El lunes, «varios sospechosos armados» que se habían infiltrado desde el vecino Líbano fueron abatidos por el Ejército israelí, que bombardeó la zona.

«Es de lejos el peor día de la historia de Israel», declaró un portavoz del Ejército israelí, para quien el ataque, donde participaron un millar de combatientes, podría ser «a la vez un 11 de septiembre y un Pearl Harbour».

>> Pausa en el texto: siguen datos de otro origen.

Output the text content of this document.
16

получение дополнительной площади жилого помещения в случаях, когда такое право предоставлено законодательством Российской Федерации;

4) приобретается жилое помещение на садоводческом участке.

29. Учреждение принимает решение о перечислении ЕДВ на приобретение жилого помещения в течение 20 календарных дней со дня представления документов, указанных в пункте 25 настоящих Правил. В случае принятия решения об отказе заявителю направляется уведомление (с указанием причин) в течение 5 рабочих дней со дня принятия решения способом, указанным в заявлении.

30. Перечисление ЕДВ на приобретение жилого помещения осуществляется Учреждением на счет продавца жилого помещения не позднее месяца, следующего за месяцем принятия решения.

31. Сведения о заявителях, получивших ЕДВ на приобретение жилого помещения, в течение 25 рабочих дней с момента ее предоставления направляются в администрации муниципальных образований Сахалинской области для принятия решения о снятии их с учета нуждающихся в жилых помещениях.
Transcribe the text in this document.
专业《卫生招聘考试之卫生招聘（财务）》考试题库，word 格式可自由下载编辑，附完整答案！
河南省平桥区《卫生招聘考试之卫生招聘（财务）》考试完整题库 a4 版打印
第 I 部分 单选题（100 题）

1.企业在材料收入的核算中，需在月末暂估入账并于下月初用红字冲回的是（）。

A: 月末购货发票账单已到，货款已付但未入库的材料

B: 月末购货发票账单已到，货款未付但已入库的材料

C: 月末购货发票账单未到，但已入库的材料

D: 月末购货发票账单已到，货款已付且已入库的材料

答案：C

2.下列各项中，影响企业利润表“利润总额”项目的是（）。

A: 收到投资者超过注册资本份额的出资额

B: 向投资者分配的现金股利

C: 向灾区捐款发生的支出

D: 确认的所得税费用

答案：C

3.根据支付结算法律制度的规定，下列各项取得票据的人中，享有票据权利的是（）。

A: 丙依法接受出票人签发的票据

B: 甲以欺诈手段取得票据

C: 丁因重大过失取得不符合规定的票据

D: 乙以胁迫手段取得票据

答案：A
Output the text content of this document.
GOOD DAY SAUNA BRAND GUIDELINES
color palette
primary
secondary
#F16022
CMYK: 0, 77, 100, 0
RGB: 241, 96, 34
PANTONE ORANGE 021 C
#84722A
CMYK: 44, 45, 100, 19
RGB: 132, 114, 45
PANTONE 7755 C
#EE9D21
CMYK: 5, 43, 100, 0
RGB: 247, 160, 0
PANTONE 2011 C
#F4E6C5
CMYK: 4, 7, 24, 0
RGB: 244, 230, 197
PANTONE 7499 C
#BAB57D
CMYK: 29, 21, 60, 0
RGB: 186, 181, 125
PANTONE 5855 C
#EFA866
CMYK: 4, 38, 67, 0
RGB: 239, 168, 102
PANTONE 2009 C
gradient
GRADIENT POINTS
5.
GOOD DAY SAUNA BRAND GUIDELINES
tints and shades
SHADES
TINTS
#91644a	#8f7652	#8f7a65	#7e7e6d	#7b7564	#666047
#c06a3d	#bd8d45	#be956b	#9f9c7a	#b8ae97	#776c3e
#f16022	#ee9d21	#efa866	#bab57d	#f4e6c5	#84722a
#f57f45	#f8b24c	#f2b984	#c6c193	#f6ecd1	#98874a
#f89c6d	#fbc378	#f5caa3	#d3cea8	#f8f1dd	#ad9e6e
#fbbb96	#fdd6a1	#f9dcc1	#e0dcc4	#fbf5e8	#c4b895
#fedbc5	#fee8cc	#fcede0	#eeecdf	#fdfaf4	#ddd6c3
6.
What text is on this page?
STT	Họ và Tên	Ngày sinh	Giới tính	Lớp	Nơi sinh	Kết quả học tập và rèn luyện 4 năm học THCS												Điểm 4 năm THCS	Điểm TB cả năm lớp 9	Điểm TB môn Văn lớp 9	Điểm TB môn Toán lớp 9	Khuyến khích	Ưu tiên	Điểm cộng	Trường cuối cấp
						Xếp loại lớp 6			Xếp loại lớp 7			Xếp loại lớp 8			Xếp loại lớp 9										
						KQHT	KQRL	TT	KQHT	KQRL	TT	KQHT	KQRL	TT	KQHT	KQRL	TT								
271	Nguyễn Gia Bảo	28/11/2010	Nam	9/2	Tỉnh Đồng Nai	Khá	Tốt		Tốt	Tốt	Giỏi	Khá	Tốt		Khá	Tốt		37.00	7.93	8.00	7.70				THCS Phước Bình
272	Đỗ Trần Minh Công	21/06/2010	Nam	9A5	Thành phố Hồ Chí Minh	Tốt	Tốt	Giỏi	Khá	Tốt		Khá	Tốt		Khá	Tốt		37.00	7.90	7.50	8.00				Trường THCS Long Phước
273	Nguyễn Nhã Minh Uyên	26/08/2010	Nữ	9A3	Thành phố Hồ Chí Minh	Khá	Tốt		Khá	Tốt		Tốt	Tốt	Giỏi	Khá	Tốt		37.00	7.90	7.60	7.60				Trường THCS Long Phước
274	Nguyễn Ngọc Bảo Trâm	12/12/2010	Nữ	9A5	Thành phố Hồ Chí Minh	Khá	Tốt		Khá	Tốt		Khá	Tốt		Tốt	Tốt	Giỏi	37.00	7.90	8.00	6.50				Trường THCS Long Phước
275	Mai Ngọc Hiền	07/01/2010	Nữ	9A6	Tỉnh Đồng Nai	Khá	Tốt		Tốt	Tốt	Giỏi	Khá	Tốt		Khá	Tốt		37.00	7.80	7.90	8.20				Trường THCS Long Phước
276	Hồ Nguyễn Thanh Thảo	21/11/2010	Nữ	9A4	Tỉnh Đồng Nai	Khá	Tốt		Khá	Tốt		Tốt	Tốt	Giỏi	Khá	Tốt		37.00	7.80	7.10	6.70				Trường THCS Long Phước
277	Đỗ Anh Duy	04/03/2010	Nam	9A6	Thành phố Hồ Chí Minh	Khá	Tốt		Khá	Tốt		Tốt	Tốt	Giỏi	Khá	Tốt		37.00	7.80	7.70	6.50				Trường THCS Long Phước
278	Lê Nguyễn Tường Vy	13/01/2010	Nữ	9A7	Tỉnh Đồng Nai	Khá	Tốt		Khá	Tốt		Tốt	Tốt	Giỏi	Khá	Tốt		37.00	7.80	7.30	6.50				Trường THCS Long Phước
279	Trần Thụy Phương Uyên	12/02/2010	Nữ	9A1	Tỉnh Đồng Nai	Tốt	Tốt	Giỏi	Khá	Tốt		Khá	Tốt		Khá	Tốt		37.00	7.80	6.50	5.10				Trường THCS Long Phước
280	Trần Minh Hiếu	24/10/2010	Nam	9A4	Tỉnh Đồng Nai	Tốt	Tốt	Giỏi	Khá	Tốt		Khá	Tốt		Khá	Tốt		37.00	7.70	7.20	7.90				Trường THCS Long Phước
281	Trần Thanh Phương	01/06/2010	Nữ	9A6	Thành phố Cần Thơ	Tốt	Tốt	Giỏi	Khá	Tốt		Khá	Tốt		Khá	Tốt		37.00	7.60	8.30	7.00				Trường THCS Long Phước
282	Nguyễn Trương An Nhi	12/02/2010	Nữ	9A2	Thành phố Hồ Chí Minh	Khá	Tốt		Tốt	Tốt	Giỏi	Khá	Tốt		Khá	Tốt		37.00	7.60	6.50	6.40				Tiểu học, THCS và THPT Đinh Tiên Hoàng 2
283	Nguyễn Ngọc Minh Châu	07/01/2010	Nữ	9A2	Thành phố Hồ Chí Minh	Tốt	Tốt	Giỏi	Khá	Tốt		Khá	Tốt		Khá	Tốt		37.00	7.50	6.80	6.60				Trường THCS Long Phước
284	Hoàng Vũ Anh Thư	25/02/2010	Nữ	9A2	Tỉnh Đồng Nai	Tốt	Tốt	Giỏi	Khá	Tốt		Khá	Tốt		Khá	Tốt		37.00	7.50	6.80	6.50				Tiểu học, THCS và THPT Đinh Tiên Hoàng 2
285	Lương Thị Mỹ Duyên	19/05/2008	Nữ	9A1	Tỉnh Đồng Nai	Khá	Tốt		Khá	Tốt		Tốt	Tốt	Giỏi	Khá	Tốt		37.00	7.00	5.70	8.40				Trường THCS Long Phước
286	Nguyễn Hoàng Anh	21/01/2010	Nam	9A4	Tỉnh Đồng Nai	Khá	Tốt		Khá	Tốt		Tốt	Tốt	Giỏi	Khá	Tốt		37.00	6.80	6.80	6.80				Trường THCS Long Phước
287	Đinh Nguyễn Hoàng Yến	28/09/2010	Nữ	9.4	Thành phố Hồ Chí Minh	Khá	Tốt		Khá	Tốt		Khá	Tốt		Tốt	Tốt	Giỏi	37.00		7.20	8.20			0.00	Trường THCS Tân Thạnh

La ofensiva fue condenada por numerosos países occidentales, y Estados Unidos empezó el domingo a enviar ayuda militar a Israel y a dirigir hacia el Mediterráneo a su portaaviones «USS Gerald Ford».

China condenó hoy cualquier acción que atente contra los civiles y abogó por un alto el fuego. También Rusia y la Liga Árabe, que rechaza la violencia «de ambos lados» y anunció una reunión de emergencia el miércoles, dijeron que trabajarán para «poner fin al derramamiento de sangre».

Y la Unión Europea (UE) convocó para el martes un encuentro de cancilleres y decidió suspender los pagos de ayuda al desarrollo a los palestinos.

Irán, que mantiene relaciones estrechas con Hamas y fue uno de los primeros países en aplaudir la ofensiva del grupo islamista, rechazó las acusaciones sobre su papel en la operación y dijo que «se basan en motivos políticos».